[Editor's Note: Money Morning Investment Director Keith Fitz-Gerald is one of the world's leading experts on Asia, especially China. Right now, Fitz-Gerald is leading an investment tour of the Red Dragon, and he'll be sending along regular investment travelogues to update Money Morning readers on his latest observations. This is the second installment of that series.]
By Keith Fitz-Gerald Investment Director Money Morning/The Money Map Report
BEIJING, The People's Republic of China - It's Day Two of my three-week trip here, and already I feel myself getting quickly reacquainted with this capital city.

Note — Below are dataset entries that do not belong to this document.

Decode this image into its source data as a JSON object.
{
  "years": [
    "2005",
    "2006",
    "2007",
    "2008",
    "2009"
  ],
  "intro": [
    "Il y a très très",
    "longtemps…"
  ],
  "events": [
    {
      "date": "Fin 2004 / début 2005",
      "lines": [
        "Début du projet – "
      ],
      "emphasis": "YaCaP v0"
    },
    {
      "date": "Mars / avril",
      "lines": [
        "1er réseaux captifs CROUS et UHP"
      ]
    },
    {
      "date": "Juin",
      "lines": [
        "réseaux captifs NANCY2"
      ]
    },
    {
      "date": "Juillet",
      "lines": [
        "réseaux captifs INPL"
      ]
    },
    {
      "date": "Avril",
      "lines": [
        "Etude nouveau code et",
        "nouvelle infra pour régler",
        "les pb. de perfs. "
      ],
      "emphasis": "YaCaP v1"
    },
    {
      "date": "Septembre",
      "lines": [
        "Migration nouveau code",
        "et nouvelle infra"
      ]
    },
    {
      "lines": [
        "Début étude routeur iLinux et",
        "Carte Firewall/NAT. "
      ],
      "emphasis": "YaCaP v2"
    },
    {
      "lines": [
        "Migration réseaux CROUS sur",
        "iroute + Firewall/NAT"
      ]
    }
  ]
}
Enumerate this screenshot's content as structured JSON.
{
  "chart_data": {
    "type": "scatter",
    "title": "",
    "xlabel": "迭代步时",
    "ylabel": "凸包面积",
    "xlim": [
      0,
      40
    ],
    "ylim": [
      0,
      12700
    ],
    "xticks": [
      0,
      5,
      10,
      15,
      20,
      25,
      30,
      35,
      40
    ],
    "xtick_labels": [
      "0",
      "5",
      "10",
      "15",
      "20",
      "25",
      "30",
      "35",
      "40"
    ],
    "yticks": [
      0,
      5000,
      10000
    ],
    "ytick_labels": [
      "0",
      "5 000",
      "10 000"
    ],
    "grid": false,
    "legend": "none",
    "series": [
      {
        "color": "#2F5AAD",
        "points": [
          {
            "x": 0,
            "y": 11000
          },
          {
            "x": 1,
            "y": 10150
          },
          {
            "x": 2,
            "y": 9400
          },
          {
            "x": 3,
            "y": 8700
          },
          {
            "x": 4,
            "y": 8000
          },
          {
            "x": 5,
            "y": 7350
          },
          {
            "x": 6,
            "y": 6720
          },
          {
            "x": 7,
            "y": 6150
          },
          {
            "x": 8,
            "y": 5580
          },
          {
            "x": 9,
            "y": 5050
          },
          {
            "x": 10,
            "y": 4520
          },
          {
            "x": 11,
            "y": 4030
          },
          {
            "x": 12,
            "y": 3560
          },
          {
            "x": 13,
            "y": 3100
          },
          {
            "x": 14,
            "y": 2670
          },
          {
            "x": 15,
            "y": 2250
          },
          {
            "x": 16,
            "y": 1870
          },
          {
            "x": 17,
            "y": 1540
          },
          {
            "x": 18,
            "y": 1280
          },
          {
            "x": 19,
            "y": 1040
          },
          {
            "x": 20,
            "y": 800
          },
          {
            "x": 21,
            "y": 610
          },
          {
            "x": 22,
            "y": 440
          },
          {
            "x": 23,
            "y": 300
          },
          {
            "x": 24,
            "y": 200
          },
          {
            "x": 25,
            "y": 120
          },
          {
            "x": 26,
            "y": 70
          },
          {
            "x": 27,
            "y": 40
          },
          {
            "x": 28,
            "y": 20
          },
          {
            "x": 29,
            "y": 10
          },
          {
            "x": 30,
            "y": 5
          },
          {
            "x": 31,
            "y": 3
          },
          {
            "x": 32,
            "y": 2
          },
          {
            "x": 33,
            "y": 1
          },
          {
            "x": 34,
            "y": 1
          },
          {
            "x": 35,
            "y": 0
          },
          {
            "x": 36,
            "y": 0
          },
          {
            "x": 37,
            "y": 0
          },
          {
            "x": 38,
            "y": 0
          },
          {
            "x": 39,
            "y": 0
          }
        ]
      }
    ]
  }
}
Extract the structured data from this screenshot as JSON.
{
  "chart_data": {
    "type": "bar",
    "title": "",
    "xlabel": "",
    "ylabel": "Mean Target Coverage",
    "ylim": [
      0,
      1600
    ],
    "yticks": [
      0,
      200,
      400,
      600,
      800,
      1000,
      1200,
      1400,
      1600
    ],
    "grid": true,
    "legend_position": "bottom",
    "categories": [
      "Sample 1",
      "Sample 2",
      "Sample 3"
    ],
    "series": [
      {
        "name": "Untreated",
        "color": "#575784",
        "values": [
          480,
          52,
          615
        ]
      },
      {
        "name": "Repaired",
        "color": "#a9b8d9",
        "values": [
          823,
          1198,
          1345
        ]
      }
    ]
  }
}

If you've never been here, it's hard to do this city justice with simple prose - and without sounding a bit cliché. Beijing - like much of emerging China - is special. And it deserves to be seen that way.
Beijing manages to be simultaneously frenetic and calm, and exudes an energy all its own. There's no telling what's around the corner or whom you'll find here on a given day - literally. For instance, I found an immaculately detailed Ferrari in front of my hotel this morning, played pedestrian "chicken" with a custom Porsche Cayenne SUV in the crosswalk at noon and met world famous actor and Kung Fu legend, Jackie Chan, in the lobby this afternoon.
It's easy to explain why I love this city.
I'm also fascinated by the political, economic and business intrigue that is making China one of the very best profit opportunities of our lifetime. If you want proof, just look at the most recent oil-supply deals that country has reached with Russia.
Not long ago, I wrote about how Russia and China were destined to be global partners when it comes to energy - and noted that it would be the United States that created the incentive for these two former Cold War warriors to link up. In a story published just a few months ago, I described how China's energy foray into Iraq was the initial part of that strategy. Well now it's time for Round Two of this strategy to unfold.
Russia and China recently signed a multi-billion-dollar, intergovernmental agreement to construct an oil line from Russia that will supply oil directly to China. Actually seven agreements in one, the terms depict a deal worth trillions of dollars - including a 20-year oil contract to pump Russian oil to the Chinese market. In return, China has agreed to provide a total of $25 billion in loans to Russian oil companies Transneft and OAO Rosneft Oil Co.
The terms of the contract are fascinating - and illuminating. Russia will provide China with roughly 15 million metric tons of crude per year from 2011 to 2030, with much of the "black gold" flowing through the 1,030-kilometer pipeline that's being constructed to run from the Skovorodino refinery in Eastern Russia to Mohe County in China's Heilongjiang province. It's a branch of the even bigger 4,700 kilometers (2,900 miles) East Siberia-Pacific Ocean Pipeline that's currently under construction. Additionally, during talks leading up to the oil-supply agreement, both nations talked turkey on such topics as natural gas, nuclear energy, coal, electric power and resource-industry-equipment manufacturing.
What China and Russia very clearly understand (and that the Western countries have totally missed) is that this oil-supply deal is just part of a much bigger strategic drama that's being played out here.
For its part, China believes that the oil pipeline will greatly reduce the risks of its oil imports, the majority of which come through the China's oil imports the vast majority of which come through the Strait of Malacca. (Interestingly, China's nuclear subs were just on parade for the first time ever as part of the 60th Anniversary of the founding of the PLA's Navy in Qingdao, Shandong Province).
Russia, according to Prime Minister Vladimir Putin, believes that an oil pipeline directly to China will give Russia a stable and reliable oil market in the East. Not only will this help Russia access the capital markets, but it can also help that country access hard assets from other sources, tightening Russia's grip on the top energy markets in that region of the world.
Either way, this deal is a game-changer - both for the two countries involved (China and Russia), as well as for those who aren't (the United States, for instance). And if you take a minute to read between the lines, comments made by leaders on both sides point to a desire to have an even tighter China-Russia relationship in the years to come. This will really lock the United States out of the game, and will also wrest an increasing amount of energy-pricing control from the Organization of Petroleum Exporting Countries (OPEC) cartel - two developments that I've repeatedly warned readers to watch for.
Russian Deputy Prime Minister Alexander Zhukov used surprisingly strong language when he remarked last month that it is highly possible Russia would become China's largest energy supplier in 15 years. China Vice-Premier Wang Qishan noted that the package including all aspects of construction, loans and crude oil trade would become "immediately effective," which is translated literally from Chinese and which means that he's putting the Chinese bureaucratic machine on notice that this is a high-priority project not to be trifled with in any way.
With good reason, energy is a key to both China's ongoing development and to stability in that region. I fully expect to see more deals like this on a variety of commodities and natural resources in the next 12 months to 24 months. View each deal as a sign of a growing regional stability that could contribute markedly to China's growing leadership power, as well as to a global recovery - all of which are important developments for investors looking at this part of the world.